Even if such errors are rare, they can undermine public confidence in the system.
Build trust in the system
Organizations for Economic Cooperation and Development are international physical AI policy standards in dozens of countries, and found that people are most likely to embrace AI-driven decisions when they understand how these decisions are made and have clear and accessible ways to challenge mistakes.
In short, AI enforcement tools should work for people, not just for people. For scepters, that could mean:
– People know what is allowed to issue clear bus lane rules and exceptions.
– Explain the safeguards, like the fact that all bus camera violations have been reviewed by staff at Philadelphia parking agencies before tickets are issued.

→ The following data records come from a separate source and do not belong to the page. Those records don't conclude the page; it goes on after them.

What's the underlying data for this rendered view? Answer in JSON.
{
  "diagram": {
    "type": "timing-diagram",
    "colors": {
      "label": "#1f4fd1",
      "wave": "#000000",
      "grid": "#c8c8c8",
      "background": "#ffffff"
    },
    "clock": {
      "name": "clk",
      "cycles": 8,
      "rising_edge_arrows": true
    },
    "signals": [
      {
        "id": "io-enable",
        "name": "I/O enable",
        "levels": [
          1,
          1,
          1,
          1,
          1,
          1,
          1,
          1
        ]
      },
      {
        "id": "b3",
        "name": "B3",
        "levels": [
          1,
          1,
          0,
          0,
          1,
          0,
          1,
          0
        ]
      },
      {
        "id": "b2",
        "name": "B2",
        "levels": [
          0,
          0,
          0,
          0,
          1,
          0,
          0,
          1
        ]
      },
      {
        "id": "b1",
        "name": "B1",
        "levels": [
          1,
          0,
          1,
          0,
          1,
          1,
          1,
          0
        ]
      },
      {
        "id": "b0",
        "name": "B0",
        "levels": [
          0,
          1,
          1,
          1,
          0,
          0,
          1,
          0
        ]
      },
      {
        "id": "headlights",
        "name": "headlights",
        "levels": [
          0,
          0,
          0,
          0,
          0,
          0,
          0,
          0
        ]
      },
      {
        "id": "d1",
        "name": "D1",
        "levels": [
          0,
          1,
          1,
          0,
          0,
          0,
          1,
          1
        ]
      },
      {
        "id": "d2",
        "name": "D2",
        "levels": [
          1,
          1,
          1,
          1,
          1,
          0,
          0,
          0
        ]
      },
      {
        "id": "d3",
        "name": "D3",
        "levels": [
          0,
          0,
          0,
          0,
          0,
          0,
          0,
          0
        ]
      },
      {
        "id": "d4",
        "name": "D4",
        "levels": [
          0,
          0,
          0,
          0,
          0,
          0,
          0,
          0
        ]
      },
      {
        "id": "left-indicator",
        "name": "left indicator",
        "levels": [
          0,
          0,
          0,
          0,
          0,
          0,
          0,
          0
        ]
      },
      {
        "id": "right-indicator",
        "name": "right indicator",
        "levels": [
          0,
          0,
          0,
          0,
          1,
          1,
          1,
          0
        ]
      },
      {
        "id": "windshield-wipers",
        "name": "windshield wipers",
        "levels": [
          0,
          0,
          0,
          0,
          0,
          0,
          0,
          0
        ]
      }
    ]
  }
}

– Provide a simple appeal process with administrative review and rights to appeal.
– Share enforcement data, including how many times the violation or appeal is processed.
These steps demonstrate that the system is fair and accountable and help people shift from a ticket machine-like feeling to a trustworthy public service.
Read more about our stories about Philadelphia.
![]()
Murugan Anandarajan does not work, consult with, own or receive funds for shares from companies or organizations that benefit from this article, nor does it disclose any related affiliations beyond academic appointments.
/Commentary of the conversation. This material of the Organization of Origin/Author is a point-in-time nature and may be edited for clarity, style and length. Mirage.news does not take any institutional position or aspect, and all views, positions and conclusions expressed here are the authors alone.